Parlement : l’exception koweïtienne
Puissant contre-pouvoir, le Majlis al-Umma koweïtien est un cas unique au Moyen-Orient. Mais, entre échauffourées et motions de défiance à la chaîne, les députés négligent leur travail législatif.
C’est avec leurs poings et leur iqaal, le cordon qui retient leur turban, que Hussein al-Qallaf, 53 ans, et Jamaan Harbash, 41 ans, se sont affrontés, le 18 mai, dans l’hémicycle du Parlement koweïtien. Plusieurs élus sunnites n’ont pas apprécié que Qallaf, un chiite, qualifie les prisonniers koweïtiens de Guantánamo de « membres d’Al-Qaïda ». Bilan : plusieurs blessés. Que l’émir, Cheikh Sabah al-Ahmad al-Sabah, a dissuadés de porter plainte les uns contre les autres. « Je me suis trompé, ironise le lendemain l’éditorialiste du Kuwait Times. Les députés ne sont pas bons à rien : dans le secteur du divertissement, ils rapportent de l’argent. »
Cet épisode est exceptionnel, mais il en dit long sur le dynamisme du Parlement monocaméral du petit émirat. Même si elle a ravivé dans la presse le débat sur une institution en crise, cette échauffourée n’a pas affaibli la force du modèle koweïtien dans la région. Créé en 1963, deux ans après l’indépendance, le Majlis al-Umma (le « Conseil de la nation ») représente un contre-pouvoir unique et croissant à la famille Al-Sabah, qui règne depuis 1756. Les députés sont habilités à rejeter les lois émanant de l’émir ou à soumettre un ministre à un vote de confiance, ce qu’ils ont fait une trentaine de fois en presque cinquante ans. En février dernier, ils ont ainsi obtenu la démission du ministre de l’Intérieur après la mort d’un citoyen torturé en prison.
Rôle pionnier
Depuis 1963, les émirs successifs ont dissous le Majlis à cinq reprises.
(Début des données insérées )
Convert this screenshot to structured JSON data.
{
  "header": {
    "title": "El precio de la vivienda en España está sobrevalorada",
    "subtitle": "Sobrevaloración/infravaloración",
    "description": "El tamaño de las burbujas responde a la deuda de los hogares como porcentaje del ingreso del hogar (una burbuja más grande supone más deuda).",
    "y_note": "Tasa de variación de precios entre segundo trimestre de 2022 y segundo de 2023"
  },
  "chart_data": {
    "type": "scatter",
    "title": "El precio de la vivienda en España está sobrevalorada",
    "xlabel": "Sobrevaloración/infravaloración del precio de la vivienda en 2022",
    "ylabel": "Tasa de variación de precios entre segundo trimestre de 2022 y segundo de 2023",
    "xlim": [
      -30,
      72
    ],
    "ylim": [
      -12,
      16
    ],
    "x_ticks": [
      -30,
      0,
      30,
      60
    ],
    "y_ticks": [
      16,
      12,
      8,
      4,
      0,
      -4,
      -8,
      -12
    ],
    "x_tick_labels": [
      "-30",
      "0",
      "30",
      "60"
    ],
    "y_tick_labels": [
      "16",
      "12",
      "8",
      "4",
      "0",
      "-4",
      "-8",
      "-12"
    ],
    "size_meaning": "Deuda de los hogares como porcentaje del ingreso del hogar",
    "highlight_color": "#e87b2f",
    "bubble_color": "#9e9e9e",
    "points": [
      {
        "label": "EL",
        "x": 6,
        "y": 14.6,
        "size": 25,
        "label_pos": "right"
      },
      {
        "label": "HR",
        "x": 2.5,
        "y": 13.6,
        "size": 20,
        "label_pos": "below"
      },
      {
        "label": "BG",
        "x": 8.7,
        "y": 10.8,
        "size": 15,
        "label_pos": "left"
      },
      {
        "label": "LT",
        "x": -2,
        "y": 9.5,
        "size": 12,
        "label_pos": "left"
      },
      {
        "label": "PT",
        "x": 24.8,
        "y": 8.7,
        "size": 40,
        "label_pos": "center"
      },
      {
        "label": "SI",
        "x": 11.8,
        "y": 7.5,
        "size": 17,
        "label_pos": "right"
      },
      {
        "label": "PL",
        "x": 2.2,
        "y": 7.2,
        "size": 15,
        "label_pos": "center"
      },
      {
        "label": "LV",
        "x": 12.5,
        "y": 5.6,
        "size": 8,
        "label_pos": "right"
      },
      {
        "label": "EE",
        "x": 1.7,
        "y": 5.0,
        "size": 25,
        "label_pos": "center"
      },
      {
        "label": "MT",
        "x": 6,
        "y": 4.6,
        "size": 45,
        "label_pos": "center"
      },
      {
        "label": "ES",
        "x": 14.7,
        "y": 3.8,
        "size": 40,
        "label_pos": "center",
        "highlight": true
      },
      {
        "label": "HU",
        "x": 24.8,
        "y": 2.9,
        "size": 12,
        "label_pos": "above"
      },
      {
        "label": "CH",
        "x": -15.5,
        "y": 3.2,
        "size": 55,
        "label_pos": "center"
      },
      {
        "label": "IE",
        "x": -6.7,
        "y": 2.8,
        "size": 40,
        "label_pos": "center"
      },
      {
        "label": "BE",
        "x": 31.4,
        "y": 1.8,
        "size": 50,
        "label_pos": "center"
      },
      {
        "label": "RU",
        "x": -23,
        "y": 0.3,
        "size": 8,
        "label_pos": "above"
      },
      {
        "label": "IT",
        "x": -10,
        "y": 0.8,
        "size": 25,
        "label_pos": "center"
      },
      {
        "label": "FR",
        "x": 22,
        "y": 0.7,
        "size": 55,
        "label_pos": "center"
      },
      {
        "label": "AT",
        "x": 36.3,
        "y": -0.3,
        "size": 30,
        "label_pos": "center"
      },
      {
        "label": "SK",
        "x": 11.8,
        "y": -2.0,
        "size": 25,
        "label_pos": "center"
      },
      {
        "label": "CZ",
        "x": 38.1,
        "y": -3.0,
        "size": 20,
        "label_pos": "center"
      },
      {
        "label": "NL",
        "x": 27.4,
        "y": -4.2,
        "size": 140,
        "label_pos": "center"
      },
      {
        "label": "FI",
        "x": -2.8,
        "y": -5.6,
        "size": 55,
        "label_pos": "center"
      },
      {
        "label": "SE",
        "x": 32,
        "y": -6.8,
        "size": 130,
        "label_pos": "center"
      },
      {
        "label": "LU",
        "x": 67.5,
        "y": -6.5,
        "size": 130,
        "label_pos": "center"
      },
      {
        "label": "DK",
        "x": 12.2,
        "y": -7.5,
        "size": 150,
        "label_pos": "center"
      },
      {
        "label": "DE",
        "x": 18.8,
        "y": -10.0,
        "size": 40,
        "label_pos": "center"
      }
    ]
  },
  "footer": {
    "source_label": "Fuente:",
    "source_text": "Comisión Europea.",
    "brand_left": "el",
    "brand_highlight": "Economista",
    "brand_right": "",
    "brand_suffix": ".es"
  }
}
Mais le Parlement le leur a bien rendu : en 2006, après la mort de l’émir Jaber, il s’est opposé avec succès à l’intronisation du prince héritier, Saad, auquel il lui a préféré un autre prétendant, l’actuel émir. Enfin, les élus ne se privent pas d’interpeller le gouvernement sur sa politique étrangère, comme ils l’ont fait en 2011 à propos de la situation en Syrie ou de la participation de leur pays à la répression du soulèvement bahreïni. Le Majlis a aussi joué un rôle pionnier en octroyant aux femmes, en 2005, le droit de vote et d’éligibilité : quatre ont été élues pour la première fois aux législatives de 2009. « Les femmes ont apporté de la discipline au Parlement », assure la députée Rola Dashti. Elle évoquait surtout l’assiduité aux travaux en commission…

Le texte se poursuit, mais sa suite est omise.